Right on the heels of the paper showing how a change in the domestic dog's environment drove their evolution, pushing them closer to humans, we have this example of how changes in the environment by one human group can have a major impact on the evolution of another human group.
In this case, the environmental change was in the microbial and viral environment of Native Americans brought about by contact with European colonists.
It has long been recognised that the huge range of viruses carried by Europeans, probably as a result of prolonged close association with domestic animals, was a major factor in softening and debilitating other human populations when Europeans began to colonise the rest of the world. Isolated groups, especially in the New World and the Pacific, had not been exposed to viruses such as mumps, measles and rubella. In a population where these had been endemic for generations, herd resistance was high and, although they weren't harmless, they were mild in comparison to their effect on populations that had never been exposed before. To these people the effects were devastating, leaving a weak and shocked population that could easily be dominated by resistant newcomers.
The viruses had acted as the advance guard of the newcomers, showing how even pathogens can, in the right circumstances, as as symbionts with their carriers. This was explored in some detail in Jared Diamond's, Guns, Germs and Steel.
This paper, published in Nature Communications by a team led by Professor Michael DeGiorgio, and anthropologist with the University of Illinois, shows how contact with Europeans led to a rapid change in allele frequency of a variant of the HLA-DQ associated with resistance to colonization-era diseases.
A major factor for the population decline of Native Americans after European contact has been attributed to infectious disease susceptibility. To investigate whether a pre-existing genetic component contributed to this phenomenon, here we analyse 50 exomes of a continuous population from the Northwest Coast of North America, dating from before and after European contact. We model the population collapse after European contact, inferring a 57% reduction in effective population size. We also identify signatures of positive selection on immune-related genes in the ancient but not the modern group, with the strongest signal deriving from the human leucocyte antigen (HLA) gene HLA-DQA1. The modern individuals show a marked frequency decrease in the same alleles, likely due to the environmental change associated with European colonization, whereby negative selection may have acted on the same gene after contact. The evident shift in selection pressures correlates to the regional European-borne epidemics of the 1800s.

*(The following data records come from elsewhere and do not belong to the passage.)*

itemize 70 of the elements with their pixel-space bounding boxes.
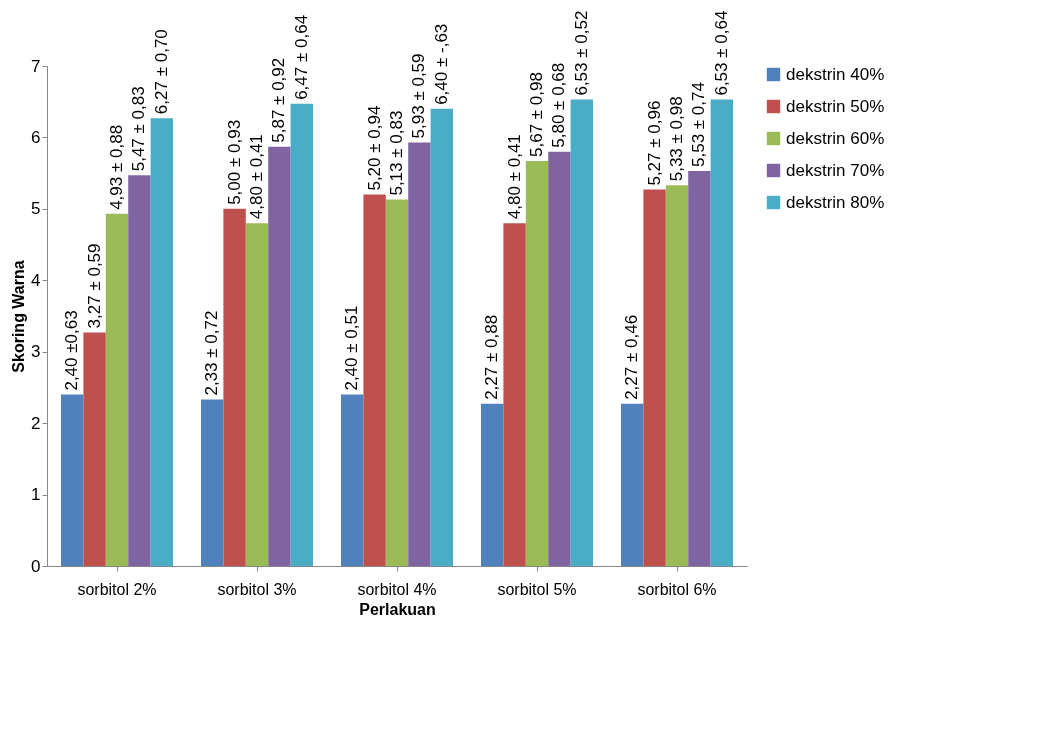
x-tick-label: sorbitol 2%	[77, 580, 157, 598]
data-label: 4,80 ± 0,41	[247, 134, 266, 220]
bar	[105, 213, 129, 566]
x-tick-label: sorbitol 3%	[217, 580, 297, 598]
y-axis-title: Skoring Warna	[10, 260, 28, 373]
bar	[430, 108, 453, 566]
bar	[268, 146, 291, 566]
bar	[83, 332, 106, 566]
x-axis-title: Perlakuan	[359, 600, 436, 618]
data-label: 3,27 ± 0,59	[84, 243, 104, 329]
data-label: 5,27 ± 0,96	[644, 100, 664, 186]
bar	[548, 151, 571, 566]
x-tick-label: sorbitol 4%	[357, 580, 437, 598]
bar	[621, 403, 644, 566]
y-tick-label: 4	[31, 270, 41, 290]
data-label: 5,53 ± 0,74	[689, 82, 709, 167]
bar	[150, 118, 173, 566]
bar	[503, 223, 526, 566]
bar	[710, 99, 733, 566]
data-label: 2,33 ± 0,72	[202, 310, 222, 396]
data-label: 5,13 ± 0,83	[387, 110, 406, 196]
legend-label: dekstrin 60%	[786, 128, 885, 148]
bar	[643, 189, 666, 566]
bar	[385, 199, 409, 566]
bar	[245, 223, 269, 566]
bar	[201, 399, 224, 566]
bar	[128, 175, 151, 566]
bar	[223, 208, 246, 566]
data-label: 5,00 ± 0,93	[224, 119, 244, 205]
data-label: 5,93 ± 0,59	[409, 53, 429, 139]
legend-label: dekstrin 40%	[786, 64, 885, 84]
y-tick-label: 1	[31, 485, 41, 505]
y-tick-label: 7	[31, 56, 41, 76]
bar	[290, 103, 313, 566]
y-tick-label: 6	[31, 127, 41, 147]
data-label: 6,40 ± -,63	[431, 23, 451, 105]
data-label: 5,87 ± 0,92	[269, 57, 289, 143]
x-tick-label: sorbitol 6%	[637, 580, 717, 598]
data-label: 2,27 ± 0,46	[622, 314, 642, 400]
data-label: 4,93 ± 0,88	[107, 124, 126, 210]
data-label: 4,80 ± 0,41	[504, 134, 524, 220]
data-label: 6,27 ± 0,70	[151, 29, 171, 115]
bar	[61, 394, 84, 566]
data-label: 5,80 ± 0,68	[549, 62, 569, 148]
x-tick-label: sorbitol 5%	[497, 580, 577, 598]
y-tick-label: 0	[31, 556, 41, 576]
data-label: 6,47 ± 0,64	[291, 14, 311, 100]
data-label: 6,53 ± 0,64	[711, 10, 731, 96]
bar	[408, 142, 431, 566]
legend-label: dekstrin 80%	[786, 192, 885, 212]
data-label: 2,27 ± 0,88	[482, 314, 502, 400]
data-label: 6,53 ± 0,52	[571, 10, 591, 96]
bar	[665, 185, 689, 566]
bar	[363, 194, 386, 566]
bar	[688, 171, 711, 566]
data-label: 5,33 ± 0,98	[667, 96, 686, 182]
data-label: 5,67 ± 0,98	[527, 72, 546, 157]
bar	[341, 394, 364, 566]
bar	[481, 403, 504, 566]
bar	[525, 161, 549, 566]
legend-label: dekstrin 50%	[786, 96, 885, 116]
data-label: 5,47 ± 0,83	[129, 86, 149, 172]
y-tick-label: 2	[31, 413, 41, 433]
data-label: 5,20 ± 0,94	[364, 105, 384, 191]
data-label: 2,40 ±0,63	[62, 310, 82, 391]
data-label: 2,40 ± 0,51	[342, 305, 362, 391]
y-tick-label: 5	[31, 199, 41, 219]
legend-label: dekstrin 70%	[786, 160, 885, 180]
y-tick-label: 3	[31, 342, 41, 362]
bar	[570, 99, 593, 566]
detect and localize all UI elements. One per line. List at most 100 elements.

John Lindo, Emilia Huerta-Sánchez, Shigeki Nakagome, Morten Rasmussen, Barbara Petzelt, Joycelynn Mitchell, Jerome S. Cybulski, Eske Willerslev, Michael DeGiorgio & Ripan S. Malhi
A time transect of exomes from a Native American population before and after European contact
Nature Communications 7, Article number: 13175 (2016) doi:10.1038/ncomms13175
© 2016 The authors. Published open access by Nature Communications.
Reproduced under the terms of a Creative Commons Attribution 4.0 International License (CC BY 4.0)
First Nations history mainly consists of oral stories passed from generation to generation. Our oral history tells of the deaths of a large percentage of our population by diseases from the European settlers. Smallpox, for our area, was particularly catastrophic. We are pleased to have scientific evidence that corroborates our oral history. As technology continues to advance, we expect that science will continue to agree with the stories of our ancestors.Briefly, following the initial contact with disease-carrying Europeans about 175 years ago, the population of the ancestors of modern Coast Tsimshian people declined by some 57%. In these people the variant of HLA-DQ gene which had been beneficial in the prevailing, pre-colonial conditions became disadvantageous, placing another allele under positive selection pressure because its carriers better survived the colonial-era diseases. One of these alleles is now 64% less common than in pre-colonial times.
Joycelynn Mitchell, a Metlakatla co-author on the study.
So here we have a very clear example of rapid human evolution brought about by an environmental change under the extreme selection pressure of one allele facilitating survival of often-lethal disease and the other making the carrier more susceptible. It would take a creationist genius at reinterpretation of everyday words to be able to explain this away as 'not evolution' or not the result of natural selection.